Active Voice: Failure to Improve Fitness in Cardiac Rehab Linked to Adherence and Clinical Outcomes in Heart Failure Patients
By Esmée Bakker, M.Sc., Dick Thijssen, Ph.D., and Thijs Eijsvogels, Ph.D.
Esmée Bakker, M.Sc., is a dual Ph.D. student at the Radboud University Medical Center in the Netherlands and at the Liverpool John Moores University in England. Her research is focused on the effects of sedentary behavior and physical activity behavior on cardiovascular health in the general population and in patients with cardiovascular diseases. She has been a student member of ACSM since 2015.
Dick Thijssen, Ph.D., is a professor at the Liverpool John Moores University and he also leads a research group at the Radboud University Medical Center. His research focuses on understanding the underlying mechanisms explaining the health and functional benefits of physical activity and sedentary behavior, specifically related to the role of hemodynamic stimuli mediating vascular adaptation. Dr. Thijssen is a former recipient of the ACSM Oded Bar-Or Award and the ACSM New Investigator Award.

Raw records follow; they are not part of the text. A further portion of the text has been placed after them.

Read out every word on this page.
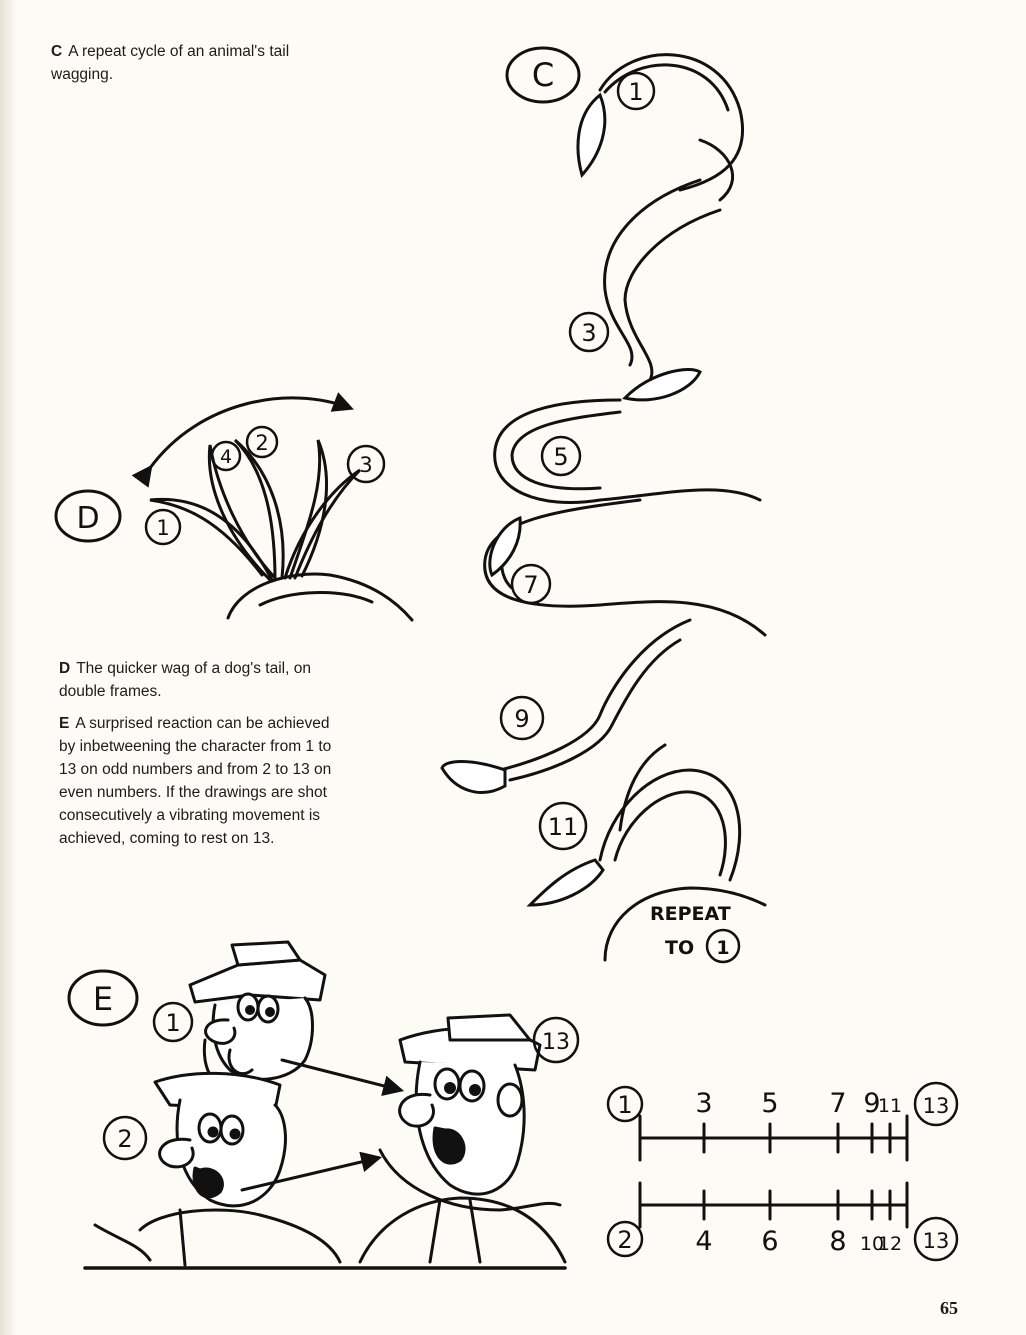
C A repeat cycle of an animal's tail wagging.
D The quicker wag of a dog's tail, on double frames.
E A surprised reaction can be achieved by inbetweening the character from 1 to 13 on odd numbers and from 2 to 13 on even numbers. If the drawings are shot consecutively a vibrating movement is achieved, coming to rest on 13.
C	1
3
5
7
9
11
REPEAT
TO 1
D	1
2
3
4
E
1
2
13
1	13
3 5 7 9
11
2	13
4 6 8 10
12
65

Thijs Eijsvogels, Ph.D., is an exercise physiologist and assistant professor in the Department of Physiology of the Radboud University Medical Center. His research is focused on the benefits and potential deleterious effects of exercise across the whole spectrum of physical activity, from sedentary behavior to excessive volumes of exercise. Dr. Eijsvogels was a recipient of the 2017 ACSM New Investigator Award.
This commentary presents the authors’ views on the topic of their research article, which they and their colleagues authored. Their paper appeared in the February 2018 issue of Medicine & Science in Sports & Exercise® (MSSE).
Heart failure (HF) is diagnosed in one to two percent of the adult population and increases up to 10 percent at the age of 70 in developed countries. Cardiorespiratory fitness (CRF) is an important predictor for the progression of disease, where lower CRF is associated with an increased risk of cardiovascular events. Therefore, the American College of Sports Medicine (ACSM) recommends exercise training in HF patients. Nevertheless, significant heterogeneity exists in individual responses to exercise training during cardiac rehabilitation (CR), where some HF patients have no change or even a decline in CRF (nonresponders). It is unknown whether these nonresponders have a lower survival rate and a higher risk of morbidity compared to responders to CR.
Our study, as presented in our paper published in the February 2018 issue of MSSE, addresses this question. To build on this question, we also identified characteristics of HF patients who are at risk of becoming nonresponders. We included 155 HF patients; all received a program of supervised exercise training during CR and performed incremental bicycle ergometer tests to assess CRF before and after CR. The exercise training program consisted of two sessions per week at a moderate intensity for eight to 24 weeks. The median adherence to the supervised trainings session was 88 percent. Patients were defined as responders or nonresponders based on pre-to-post changes in VO2-peak; responders were defined as those exceeding an improvement of six percent or more, while nonresponders failed to reach that threshold at the end of CR. Patient characteristics, HF features and comorbidities were collected using electronic patient files. HF patients were followed up to maximal five years to assess incidence of hospitalization and all-cause mortality.
Our findings demonstrated that 55 percent of 155 HF patients did not increase CRF after the supervised CR program. More importantly, HF patients classified as nonresponders had nearly a 2.2-fold greater risk of all-cause mortality or unplanned hospitalization in comparison to responders; this was the case, even after statistical adjustment for possible confounders and baseline CRF. Nonresponders, especially those with lower CRF levels at baseline, showed the worst prognosis for unplanned hospitalization and all-cause mortality. These results reinforce the clinical importance of improving fitness during exercise training in the CR setting. We also found that patients who were older, had higher baseline VO2-peak, and were less adherent were at greater risk to become a nonresponders.
Our finding that nonresponse to CR training is associated with an increased risk for all-cause mortality or hospitalization has important clinical consequences. First, our observations support the importance of adherence to exercise training in HF patients, since it is a significant modifiable factor that affects both the potential functional and clinical benefits of CR. Secondly, higher age and higher baseline VO2-peak were associated with becoming a nonresponders. This knowledge can be used for early identification of nonresponders and, subsequently, alter exercise prescription strategies that are most likely to improve CRF. Nonresponders, for example, might benefit from high intensity interval training, resistance exercise training or a combination of aerobic and resistance training activities. Alternatively, one could increase training frequency in nonresponding HF patients. Such approaches may help prolong survival and reduce the risk for hospitalizations in this vulnerable patient group.
Taken together, our results may raise awareness for the negative health implications of nonresponse to exercise training and the importance of personalized exercise prescription for secondary prevention in HF patients.